Le Hamas de plus en plus isolé

Le gouvernement « d’union nationale » s’est révélé un projet sans lendemains. Après de longues négociations avec les différents mouvements politiques palestiniens, « Hamas » n’a pas réussi à faire « l’unanimité » autour d’elle.
A voir la liste proposée par le Premier ministre Ismaïl Haniyeh, au président de l’Autorité palestinienne, Mahmoud Abbas, le principal des maroquins a été partagé entre des membres du « Hamas » et des technocrates. Trois des principaux chefs du mouvement islamiste radical se sont vu attribuer des portefeuilles « très sensibles » : Mahmoud Zahar, ministre des Affaires étrangères, Saïd Siam, ministre de l’Intérieur, et Omar Abdel Razek ministre des Finances.
En s’octroyant ces trois postes névralgiques, le mouvement de Khaled Mechaâl a gardé la main haute sur les caisses de l’Etat, la sécurité intérieure et la politique étrangère.
Or voilà, le contrôle de ces trois départements pose plus d’un problème. Sur le plan de la politique étrangère, le gouvernement « Hamas » ne peut lorgner sur les 500 millions d’euros d’aides octroyés chaque an par l’Union européenne (UE), ni compter sur le soutien des Etats-Unis, deux principaux bailleurs de fonds de l’Autorité palestinienne. Pour l’Occident en général, qui veut « couper le robinet», pas question de soutenir, politiquement, et encore moins financièrement, un mouvement qui refuserait de se mettre à table avec l’Etat israélien pour négocier une sortie politique à l’un des plus vieux conflits du monde. Les déclarations du chef du bureau politique du Hamas, Khaled Mechaâl, depuis la victoire de son mouvement aux législatives palestiniennes de janvier, viennent mettre de « huile sur le feu ». Pas plus tard que lundi dernier, le dirigeant islamiste, lors d’une visite à Bahreïn, a rejeté des appels, arabes entre autres, à amorcer des négociations avec Israël. « Se trompe celui qui croit que les négociations et l’acceptation des conditions posées nous conduiront à nos droits », a-t-il déclaré, en allusion au Plan de paix proposé en 2002 par la Ligue arabe, lequel prévoit la normalisation avec Israël.

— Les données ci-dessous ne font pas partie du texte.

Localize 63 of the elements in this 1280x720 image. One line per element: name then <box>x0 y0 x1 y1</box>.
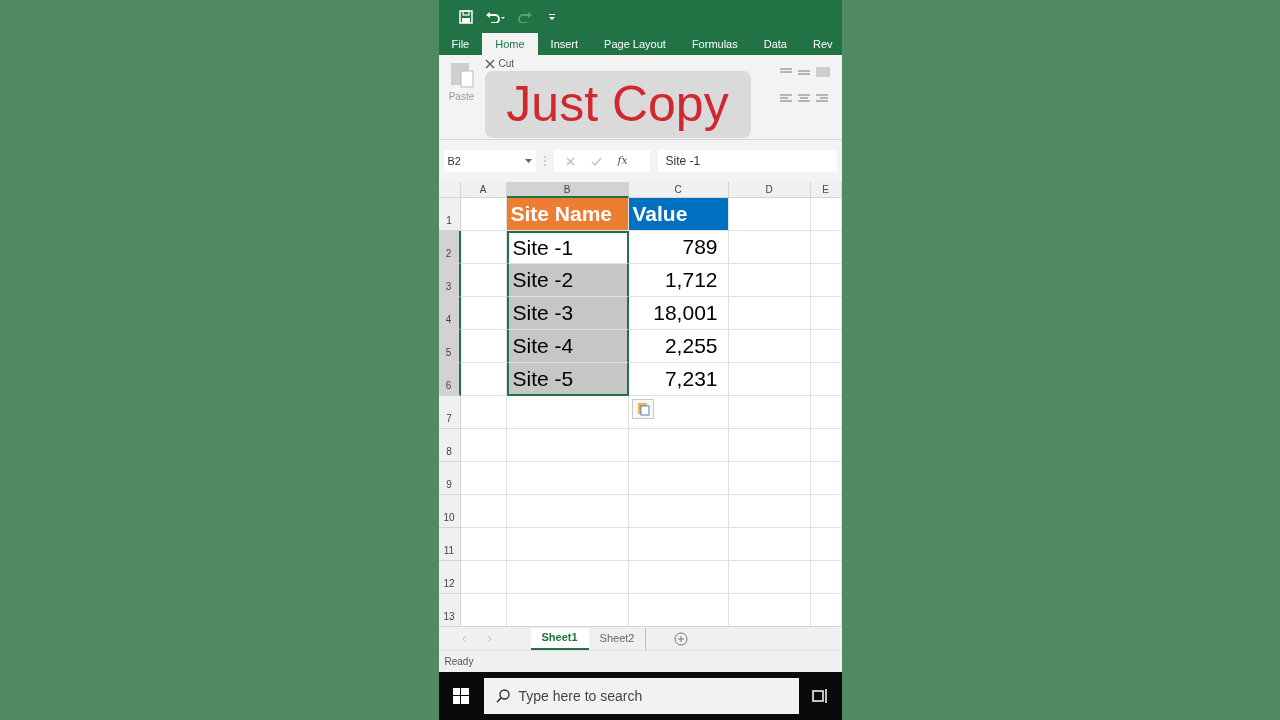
table-cell: 2,255 <box>628 330 729 363</box>
row-header[interactable]: 7 <box>438 396 461 429</box>
row-header[interactable]: 8 <box>438 429 461 462</box>
select-all-corner[interactable] <box>438 182 461 198</box>
check-icon[interactable] <box>590 156 602 166</box>
table-cell: Site -2 <box>506 264 629 297</box>
table-cell: 7,231 <box>628 363 729 396</box>
column-header[interactable]: D <box>728 182 811 198</box>
table-cell: 1,712 <box>628 264 729 297</box>
ribbon-tab[interactable]: Rev <box>799 33 842 55</box>
column-header[interactable]: B <box>506 182 629 198</box>
customize-icon[interactable] <box>548 12 555 21</box>
previous-sheet-icon[interactable] <box>462 635 467 642</box>
ribbon-tab[interactable]: Insert <box>537 33 592 55</box>
column-header[interactable]: C <box>628 182 729 198</box>
table-cell: Site -5 <box>506 363 629 396</box>
row-header[interactable]: 13 <box>438 594 461 626</box>
caption-overlay: Just Copy <box>484 71 751 138</box>
add-sheet-icon[interactable] <box>674 631 689 646</box>
cancel-icon[interactable] <box>565 156 575 166</box>
scissors-icon[interactable] <box>484 59 495 69</box>
status-text: Ready <box>444 655 474 669</box>
row-header[interactable]: 1 <box>438 198 461 231</box>
row-header[interactable]: 3 <box>438 264 461 297</box>
ribbon-tab[interactable]: Formulas <box>678 33 751 55</box>
formula-field[interactable]: Site -1 <box>657 150 837 172</box>
row-header[interactable]: 4 <box>438 297 461 330</box>
windows-icon[interactable] <box>453 688 469 704</box>
table-cell: 18,001 <box>628 297 729 330</box>
align-icon[interactable] <box>779 67 830 77</box>
column-header[interactable]: A <box>460 182 507 198</box>
search-icon <box>495 689 510 703</box>
table-cell: Site -3 <box>506 297 629 330</box>
ribbon-tab[interactable]: Data <box>750 33 800 55</box>
function-button[interactable]: fx <box>617 152 628 170</box>
row-header[interactable]: 5 <box>438 330 461 363</box>
grip-icon <box>543 156 546 166</box>
column-header[interactable]: E <box>810 182 842 198</box>
table-cell: Value <box>628 198 729 231</box>
row-header[interactable]: 2 <box>438 231 461 264</box>
row-header[interactable]: 9 <box>438 462 461 495</box>
table-cell: Site -4 <box>506 330 629 363</box>
ribbon-tab[interactable]: File <box>438 33 483 55</box>
ribbon-tab[interactable]: Home <box>482 33 538 55</box>
save-icon[interactable] <box>458 9 473 24</box>
row-header[interactable]: 11 <box>438 528 461 561</box>
taskbar-search-field[interactable]: Type here to search <box>483 678 799 714</box>
sheet-tab[interactable]: Sheet2 <box>588 627 647 650</box>
next-sheet-icon[interactable] <box>486 635 491 642</box>
table-cell: Site -1 <box>506 231 629 264</box>
row-header[interactable]: 12 <box>438 561 461 594</box>
ribbon-tab[interactable]: Page Layout <box>591 33 679 55</box>
row-header[interactable]: 10 <box>438 495 461 528</box>
row-header[interactable]: 6 <box>438 363 461 396</box>
undo-icon[interactable] <box>484 10 505 23</box>
task-view-icon[interactable] <box>812 689 828 703</box>
table-cell: 789 <box>628 231 729 264</box>
name-box[interactable]: B2 <box>443 150 536 172</box>
sheet-tab[interactable]: Sheet1 <box>530 627 589 650</box>
paste-options-icon[interactable] <box>631 399 654 419</box>
align-icon[interactable] <box>779 93 830 103</box>
table-cell: Site Name <box>506 198 629 231</box>
cut-label[interactable]: Cut <box>498 59 515 69</box>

Cette attitude risque de compliquer davantage les efforts déployés, à l’échelle arabe, pour amener l’Etat d’Israël à lâcher du lest. En témoignent les déclarations des dirigeants israéliens qui ont écarté pour leur part tout contact avec le gouvernement Hamas.
« Israël veut la création d’un Etat palestinien, mais n’acceptera pas qu’il s’agisse d’un Etat terroriste le menaçant », a affirmé Tzipi Livni, la ministre israélienne des Affaires étrangères. Face à ce double verrouillage, du côté Hamas aussi bien que de la part du gouvernement israélien, les chances de paix risquent d’être, sérieusement, compromises.
Le prochain sommet arabe, prévu les 28 et 29 mars courant à Khartoum, sur lequel Hamas fonde beaucoup d’espoirs, n’a pratiquement pas de « solution-miracle » à apporter pour déverrouiller les portes de la négociation israélo-palestinienne.
Pour l’Occident, aussi bien que pour le Monde arabe, c’est réellement la quadrature du cercle. En attendant une issue très hypothétique, le peuple palestinien risquera de payer les pots cassés.